Zoals hiervoor onder 1 is vermeld, heeft [appellante] verzocht om openbaarmaking van documenten over willekeurige Woz-zaken. Deze willekeur doet afbreuk aan het door [appellante] gestelde doel van haar Wob-verzoek. Daaraan wordt ook afbreuk gedaan door de beperkingen die de Woz ten tijde van de indiening van het verzoek stelde aan openbaarmaking van gegevens. Zo kon ingevolge het eerste lid van het toenmalige artikel 40 van de Woz het waardegegeven van een onroerende zaak slechts worden verstrekt aan iemand met een gerechtvaardigd belang uit hoofde van de belastingheffing te zijnen aanzien. Ingevolge het tweede lid konden de aan de vastgestelde waarde van een onroerende zaak ten grondslag liggende gegevens uitsluitend worden verstrekt aan degene te wiens aanzien een beschikking was genomen. Zoals de Afdeling meermalen heeft overwogen (onder meer in de uitspraak van 16 november 2016, ECLI:NL:RVS:2016:3022), bevat artikel 40 van de Woz een bijzondere regeling voor openbaarmaking met een uitputtend karakter, die de Wob opzijzet. Aan het gestelde doel van het Wob-verzoek wordt verder afbreuk gedaan doordat [appellante] in bezwaar heeft aangevoerd dat het niet openbaar maken van persoonsgegevens ondeugdelijk is gemotiveerd, hoewel zij in het Wob-verzoek had gesteld dat deze gegevens onleesbaar mogen worden gemaakt. Gezien het voorgaande, kan het Wob-verzoek slechts zijn gedaan met het oogmerk om niet tijdige of anderszins onrechtmatige besluitvorming van het college uit te lokken, zodat het college dwangsommen of proceskostenvergoedingen aan haar zou moeten betalen.
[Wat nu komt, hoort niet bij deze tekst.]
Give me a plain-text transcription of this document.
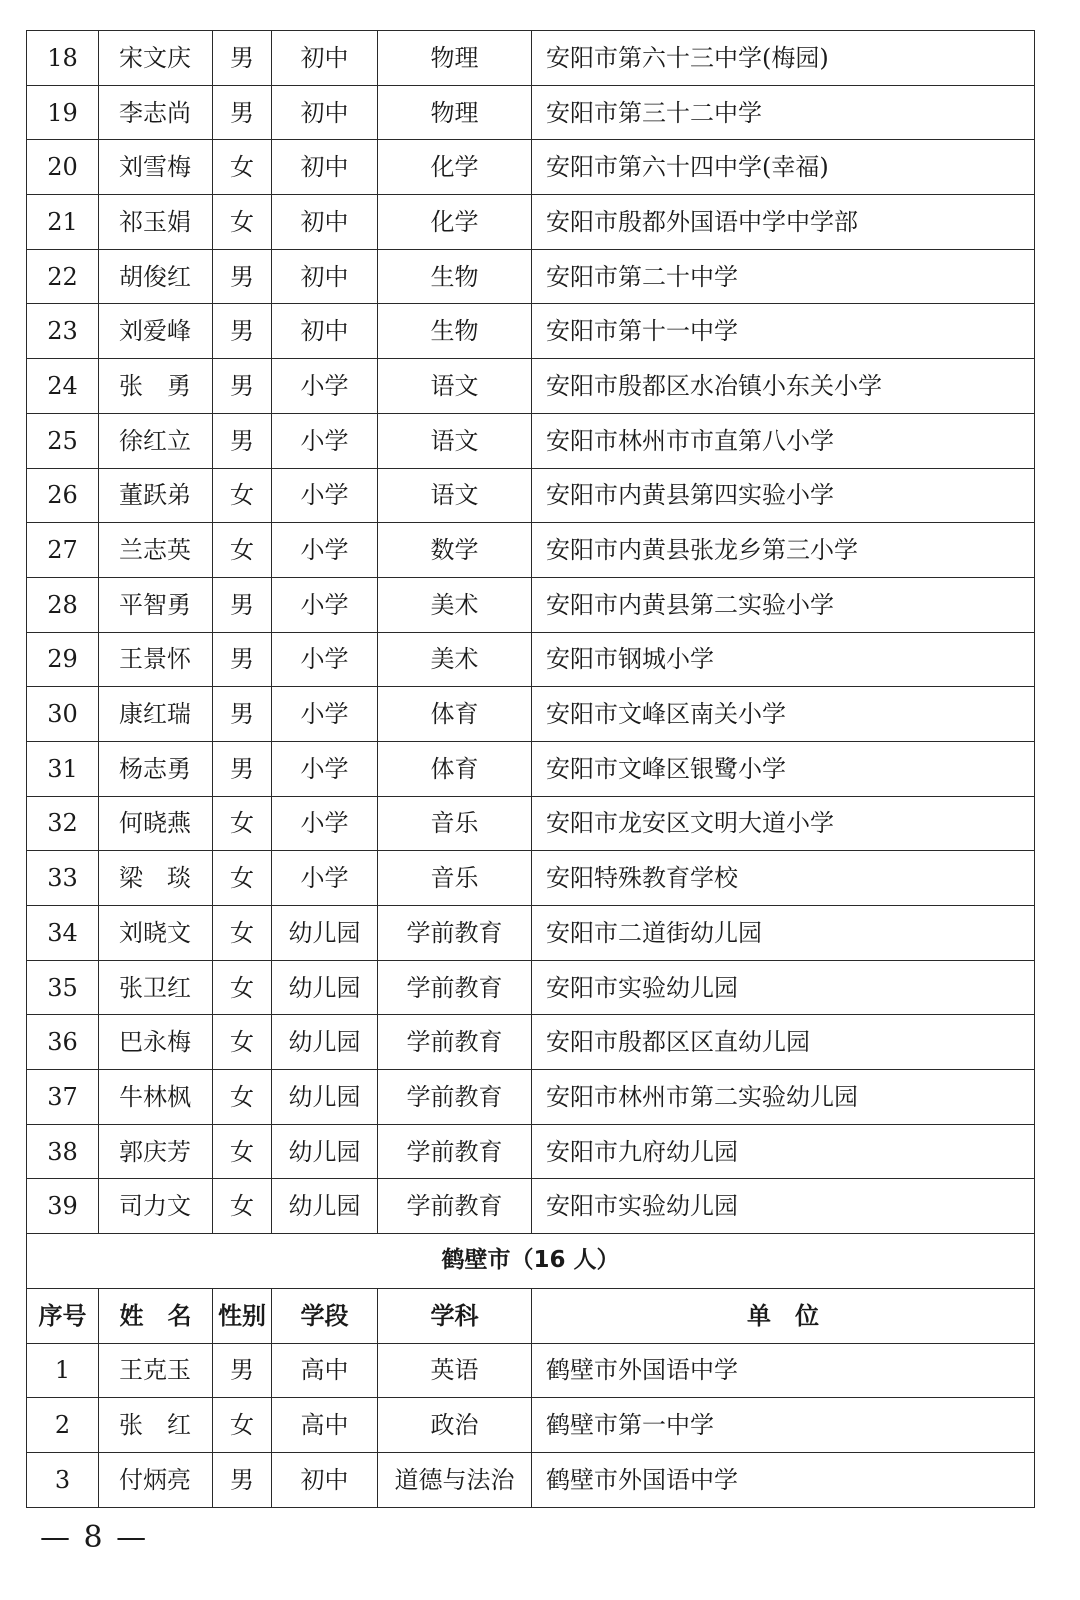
18	宋文庆	男	初中	物理	安阳市第六十三中学(梅园)
19	李志尚	男	初中	物理	安阳市第三十二中学
20	刘雪梅	女	初中	化学	安阳市第六十四中学(幸福)
21	祁玉娟	女	初中	化学	安阳市殷都外国语中学中学部
22	胡俊红	男	初中	生物	安阳市第二十中学
23	刘爱峰	男	初中	生物	安阳市第十一中学
24	张　勇	男	小学	语文	安阳市殷都区水冶镇小东关小学
25	徐红立	男	小学	语文	安阳市林州市市直第八小学
26	董跃弟	女	小学	语文	安阳市内黄县第四实验小学
27	兰志英	女	小学	数学	安阳市内黄县张龙乡第三小学
28	平智勇	男	小学	美术	安阳市内黄县第二实验小学
29	王景怀	男	小学	美术	安阳市钢城小学
30	康红瑞	男	小学	体育	安阳市文峰区南关小学
31	杨志勇	男	小学	体育	安阳市文峰区银鹭小学
32	何晓燕	女	小学	音乐	安阳市龙安区文明大道小学
33	梁　琰	女	小学	音乐	安阳特殊教育学校
34	刘晓文	女	幼儿园	学前教育	安阳市二道街幼儿园
35	张卫红	女	幼儿园	学前教育	安阳市实验幼儿园
36	巴永梅	女	幼儿园	学前教育	安阳市殷都区区直幼儿园
37	牛林枫	女	幼儿园	学前教育	安阳市林州市第二实验幼儿园
38	郭庆芳	女	幼儿园	学前教育	安阳市九府幼儿园
39	司力文	女	幼儿园	学前教育	安阳市实验幼儿园
鹤壁市（16 人）					
序号	姓　名	性别	学段	学科	单　位
1	王克玉	男	高中	英语	鹤壁市外国语中学
2	张　红	女	高中	政治	鹤壁市第一中学
3	付炳亮	男	初中	道德与法治	鹤壁市外国语中学
— 8 —
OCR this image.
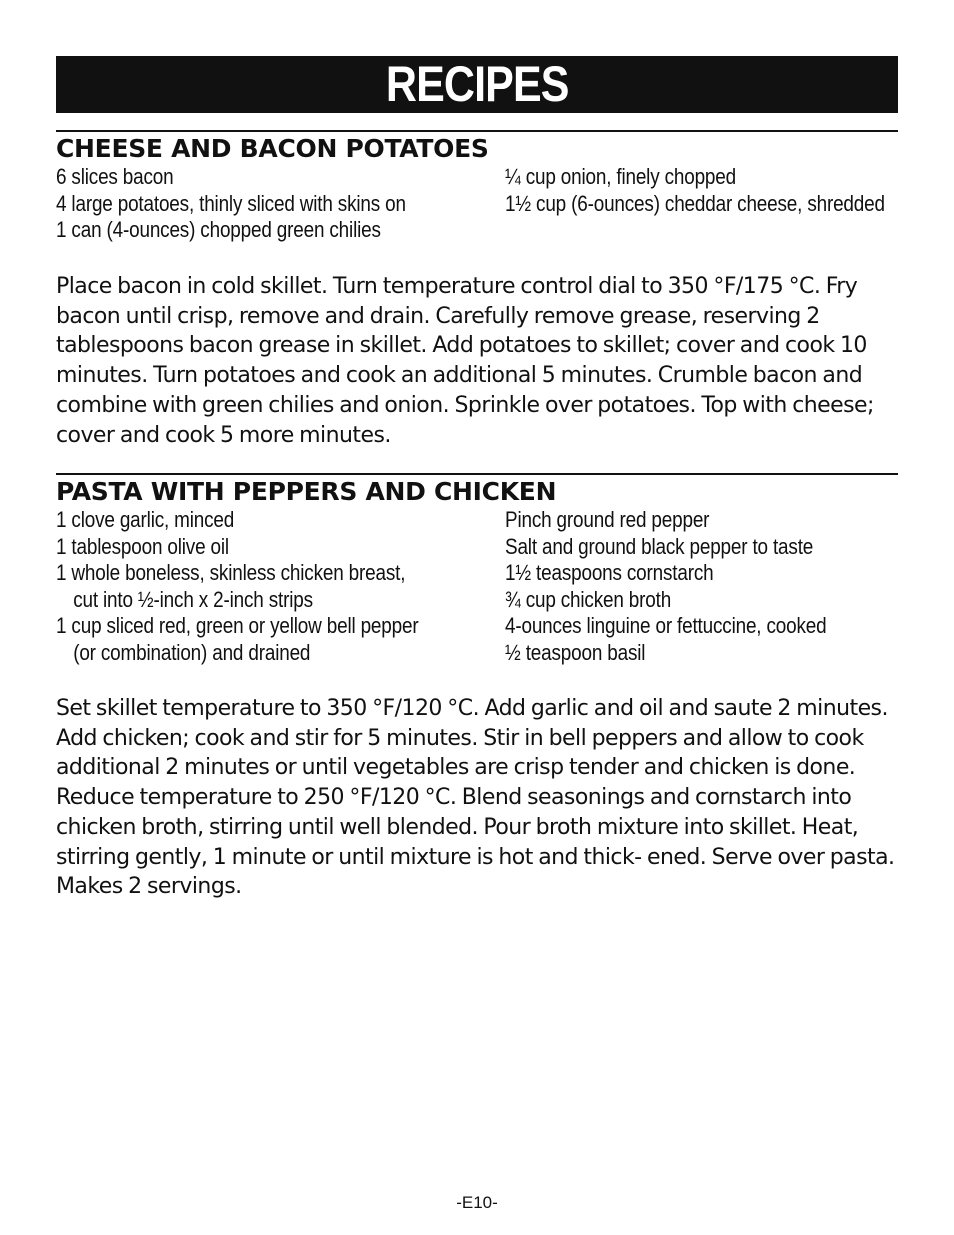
RECIPES
CHEESE AND BACON POTATOES
6 slices bacon
4 large potatoes, thinly sliced with skins on
1 can (4-ounces) chopped green chilies
¼ cup onion, finely chopped
1½ cup (6-ounces) cheddar cheese, shredded

Place bacon in cold skillet. Turn temperature control dial to 350 °F/175 °C. Fry bacon until crisp, remove and drain. Carefully remove grease, reserving 2 tablespoons bacon grease in skillet. Add potatoes to skillet; cover and cook 10 minutes. Turn potatoes and cook an additional 5 minutes. Crumble bacon and combine with green chilies and onion. Sprinkle over potatoes. Top with cheese; cover and cook 5 more minutes.

PASTA WITH PEPPERS AND CHICKEN
1 clove garlic, minced
1 tablespoon olive oil
1 whole boneless, skinless chicken breast,
cut into ½-inch x 2-inch strips
1 cup sliced red, green or yellow bell pepper
(or combination) and drained
Pinch ground red pepper
Salt and ground black pepper to taste
1½ teaspoons cornstarch
¾ cup chicken broth
4-ounces linguine or fettuccine, cooked
½ teaspoon basil

Set skillet temperature to 350 °F/120 °C. Add garlic and oil and saute 2 minutes. Add chicken; cook and stir for 5 minutes. Stir in bell peppers and allow to cook additional 2 minutes or until vegetables are crisp tender and chicken is done. Reduce temperature to 250 °F/120 °C. Blend seasonings and cornstarch into chicken broth, stirring until well blended. Pour broth mixture into skillet. Heat, stirring gently, 1 minute or until mixture is hot and thick- ened. Serve over pasta. Makes 2 servings.

-E10-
Aldus is de bevoegdheid om een Wob-verzoek in te dienen, gebruikt zonder redelijk doel en voor een ander doel dan waarvoor deze bevoegdheid is gegeven, zodanig dat dit gebruik blijk geeft van kwade trouw. Derhalve heeft [appellante] misbruik gemaakt van een wettelijke bevoegdheid. Dit geldt ook voor de bevoegdheid om beroep in te stellen, nu dat rechtsmiddel niet los kan worden gezien van het gebruik van de Wob. Derhalve heeft de rechtbank het beroep tegen het besluit van 1 juni 2016 terecht niet-ontvankelijk verklaard. Het betoog faalt.
Slotsom
3. Het hoger beroep is ongegrond. De uitspraak van de rechtbank dient te worden bevestigd voor zover aangevallen.
Proceskosten
4. Voor een proceskostenveroordeling bestaat geen aanleiding.
Beslissing
De Afdeling bestuursrechtspraak van de Raad van State:
bevestigt de uitspraak van de rechtbank voor zover aangevallen.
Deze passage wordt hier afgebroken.